Jackson’s response was swift and surgical. She noted the obvious tension: Thomas, the self-professed champion of colorblindness, was now arguing that the Citizenship Clause was a race-conscious, remedial measure — one designed specifically for freed slaves and those who “shared with them certain characteristics.” The implication of his reading, she wrote, is that children born in the United States to parents “not domiciled here” fall outside the amendment’s protection. That is a significant narrowing of a guarantee that has defined American citizenship for over 150 years.
The Promise the Court Has Repeatedly Broken
Jackson did not stop at calling out the logical inconsistency.

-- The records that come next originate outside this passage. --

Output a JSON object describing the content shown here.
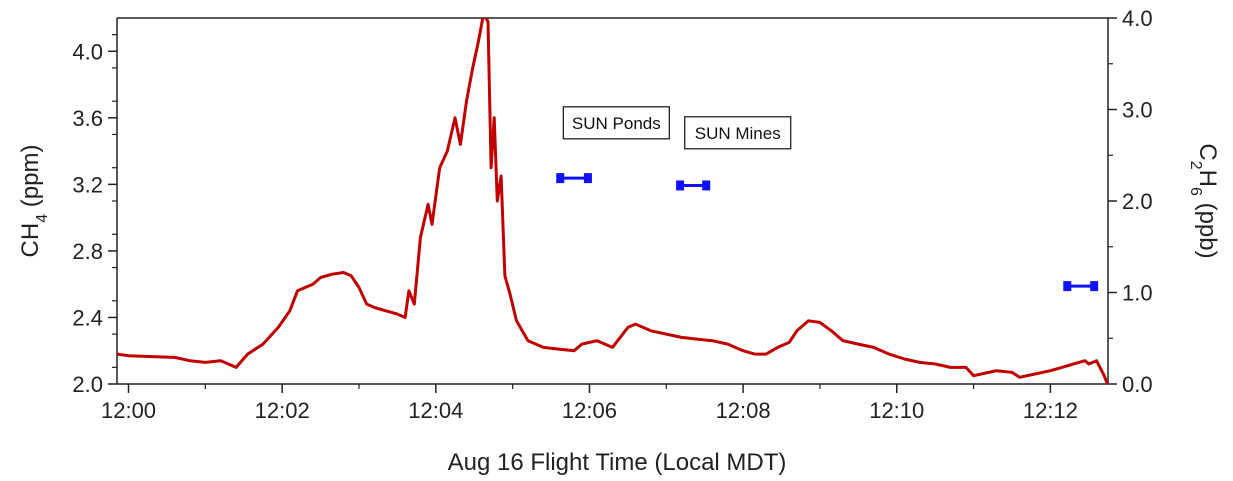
{
  "chart_data": {
    "type": "line",
    "xlabel": "Aug 16 Flight Time (Local MDT)",
    "ylabel_left": {
      "main": "CH",
      "sub": "4",
      "rest": " (ppm)"
    },
    "ylabel_right": {
      "main": "C",
      "sub1": "2",
      "mid": "H",
      "sub2": "6",
      "rest": " (ppb)"
    },
    "xlim_minutes": [
      -0.15,
      12.75
    ],
    "x_ticks": [
      {
        "minute": 0,
        "label": "12:00"
      },
      {
        "minute": 2,
        "label": "12:02"
      },
      {
        "minute": 4,
        "label": "12:04"
      },
      {
        "minute": 6,
        "label": "12:06"
      },
      {
        "minute": 8,
        "label": "12:08"
      },
      {
        "minute": 10,
        "label": "12:10"
      },
      {
        "minute": 12,
        "label": "12:12"
      }
    ],
    "ylim_left": [
      2.0,
      4.2
    ],
    "y_ticks_left": [
      {
        "value": 2.0,
        "label": "2.0"
      },
      {
        "value": 2.4,
        "label": "2.4"
      },
      {
        "value": 2.8,
        "label": "2.8"
      },
      {
        "value": 3.2,
        "label": "3.2"
      },
      {
        "value": 3.6,
        "label": "3.6"
      },
      {
        "value": 4.0,
        "label": "4.0"
      }
    ],
    "ylim_right": [
      0.0,
      4.0
    ],
    "y_ticks_right": [
      {
        "value": 0.0,
        "label": "0.0"
      },
      {
        "value": 1.0,
        "label": "1.0"
      },
      {
        "value": 2.0,
        "label": "2.0"
      },
      {
        "value": 3.0,
        "label": "3.0"
      },
      {
        "value": 4.0,
        "label": "4.0"
      }
    ],
    "series": [
      {
        "axis": "left",
        "color": "#c00000",
        "points": [
          [
            -0.15,
            2.18
          ],
          [
            0.0,
            2.17
          ],
          [
            0.3,
            2.165
          ],
          [
            0.6,
            2.16
          ],
          [
            0.8,
            2.14
          ],
          [
            1.0,
            2.13
          ],
          [
            1.2,
            2.14
          ],
          [
            1.3,
            2.12
          ],
          [
            1.4,
            2.1
          ],
          [
            1.55,
            2.18
          ],
          [
            1.75,
            2.24
          ],
          [
            1.95,
            2.34
          ],
          [
            2.1,
            2.44
          ],
          [
            2.2,
            2.56
          ],
          [
            2.4,
            2.6
          ],
          [
            2.5,
            2.64
          ],
          [
            2.65,
            2.66
          ],
          [
            2.8,
            2.67
          ],
          [
            2.9,
            2.65
          ],
          [
            3.0,
            2.58
          ],
          [
            3.1,
            2.48
          ],
          [
            3.2,
            2.46
          ],
          [
            3.35,
            2.44
          ],
          [
            3.5,
            2.42
          ],
          [
            3.6,
            2.4
          ],
          [
            3.65,
            2.56
          ],
          [
            3.72,
            2.48
          ],
          [
            3.8,
            2.88
          ],
          [
            3.9,
            3.08
          ],
          [
            3.95,
            2.96
          ],
          [
            4.05,
            3.3
          ],
          [
            4.15,
            3.4
          ],
          [
            4.25,
            3.6
          ],
          [
            4.32,
            3.44
          ],
          [
            4.4,
            3.7
          ],
          [
            4.48,
            3.9
          ],
          [
            4.55,
            4.05
          ],
          [
            4.62,
            4.22
          ],
          [
            4.68,
            4.18
          ],
          [
            4.72,
            3.3
          ],
          [
            4.76,
            3.6
          ],
          [
            4.8,
            3.1
          ],
          [
            4.85,
            3.25
          ],
          [
            4.9,
            2.65
          ],
          [
            4.96,
            2.55
          ],
          [
            5.05,
            2.38
          ],
          [
            5.2,
            2.26
          ],
          [
            5.4,
            2.22
          ],
          [
            5.6,
            2.21
          ],
          [
            5.8,
            2.2
          ],
          [
            5.9,
            2.24
          ],
          [
            6.1,
            2.26
          ],
          [
            6.3,
            2.22
          ],
          [
            6.5,
            2.34
          ],
          [
            6.6,
            2.36
          ],
          [
            6.8,
            2.32
          ],
          [
            7.0,
            2.3
          ],
          [
            7.2,
            2.28
          ],
          [
            7.4,
            2.27
          ],
          [
            7.6,
            2.26
          ],
          [
            7.8,
            2.24
          ],
          [
            8.0,
            2.2
          ],
          [
            8.15,
            2.18
          ],
          [
            8.3,
            2.18
          ],
          [
            8.45,
            2.22
          ],
          [
            8.6,
            2.25
          ],
          [
            8.7,
            2.32
          ],
          [
            8.85,
            2.38
          ],
          [
            9.0,
            2.37
          ],
          [
            9.15,
            2.32
          ],
          [
            9.3,
            2.26
          ],
          [
            9.5,
            2.24
          ],
          [
            9.7,
            2.22
          ],
          [
            9.9,
            2.18
          ],
          [
            10.1,
            2.15
          ],
          [
            10.3,
            2.13
          ],
          [
            10.5,
            2.12
          ],
          [
            10.7,
            2.1
          ],
          [
            10.9,
            2.1
          ],
          [
            11.0,
            2.05
          ],
          [
            11.1,
            2.06
          ],
          [
            11.3,
            2.08
          ],
          [
            11.5,
            2.07
          ],
          [
            11.6,
            2.04
          ],
          [
            11.8,
            2.06
          ],
          [
            12.0,
            2.08
          ],
          [
            12.15,
            2.1
          ],
          [
            12.3,
            2.12
          ],
          [
            12.45,
            2.14
          ],
          [
            12.5,
            2.12
          ],
          [
            12.6,
            2.14
          ],
          [
            12.7,
            2.05
          ],
          [
            12.75,
            1.99
          ],
          [
            12.82,
            2.04
          ]
        ]
      }
    ],
    "ethane_markers": [
      {
        "x_start": 5.62,
        "x_end": 5.98,
        "value": 2.25
      },
      {
        "x_start": 7.18,
        "x_end": 7.52,
        "value": 2.17
      },
      {
        "x_start": 12.22,
        "x_end": 12.57,
        "value": 1.07
      }
    ],
    "annotations": [
      {
        "text": "SUN Ponds",
        "x": 6.35,
        "y": 3.57
      },
      {
        "text": "SUN Mines",
        "x": 7.93,
        "y": 3.51
      }
    ],
    "grid": false,
    "legend": "none"
  }
}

She placed Thomas’s dissent within a longer, grimmer history. The 14th Amendment, she acknowledged, was enacted “with the one pervading purpose of securing equal citizenship for the freed slaves” — but the Supreme Court, she argued, has spent much of the time since then betraying that purpose. In the footnotes of her opinion, she listed 11 cases in which the court denied Americans the promise the amendment was meant to deliver, including the 2023 affirmative action ruling. “I suspect, though, that Justice Thomas and I disagree about when and how that promise has been denied by this Court,” she wrote. “My list is long (and sadly only getting longer).”
That footnote is not a throwaway. It is a quiet indictment — a running tally of constitutional failure that Jackson is keeping in plain sight, daring her colleagues to reckon with it. The 2023 affirmative action decision sits on that list. So, by implication, does Tuesday’s dissent, had it prevailed.
Jackson’s broader argument was that Thomas was treating a transformative constitutional moment with what she called a “myopic” and “narrow vision.” The 14th Amendment, she wrote, “caused a paradigm shift in the trajectory of our Nation.” To read it as a limited, race-specific fix for a single historical injustice — rather than as a sweeping guarantee of equal citizenship for all — is to miss the point entirely. She offered a teacher’s analogy to drive it home: “The teacher who scolds a student for bullying a classmate hopes the student learns the broader lesson of treating everyone with kindness, not just that one kid.”
What Was Actually at Stake
The case before the court was not abstract. Trump’s executive order, issued in the opening days of his return to the White House, sought to strip birthright citizenship from children born on U.S. soil unless at least one parent held citizenship or permanent legal status. Had it stood, the order would have upended a constitutional norm that has governed American life since 1868, creating a new class of stateless children born within the country’s borders — a consequence with profound human costs that the majority opinion, and Jackson’s concurrence, refused to ignore.
The ruling invalidates that order. But Thomas’s dissent, joined by two other justices, signals that a legal theory capable of gutting birthright citizenship has found a home on the court’s right flank. It did not command a majority on Tuesday. Whether it will in the future is a different question — and one that Jackson, with her carefully documented list of broken promises, seems determined to keep before the public record.
For now, children born in the United States retain the citizenship the 14th Amendment has always promised them. Jackson’s concurrence ensures that the intellectual fight over what that amendment means — and for whom — remains fully, visibly joined.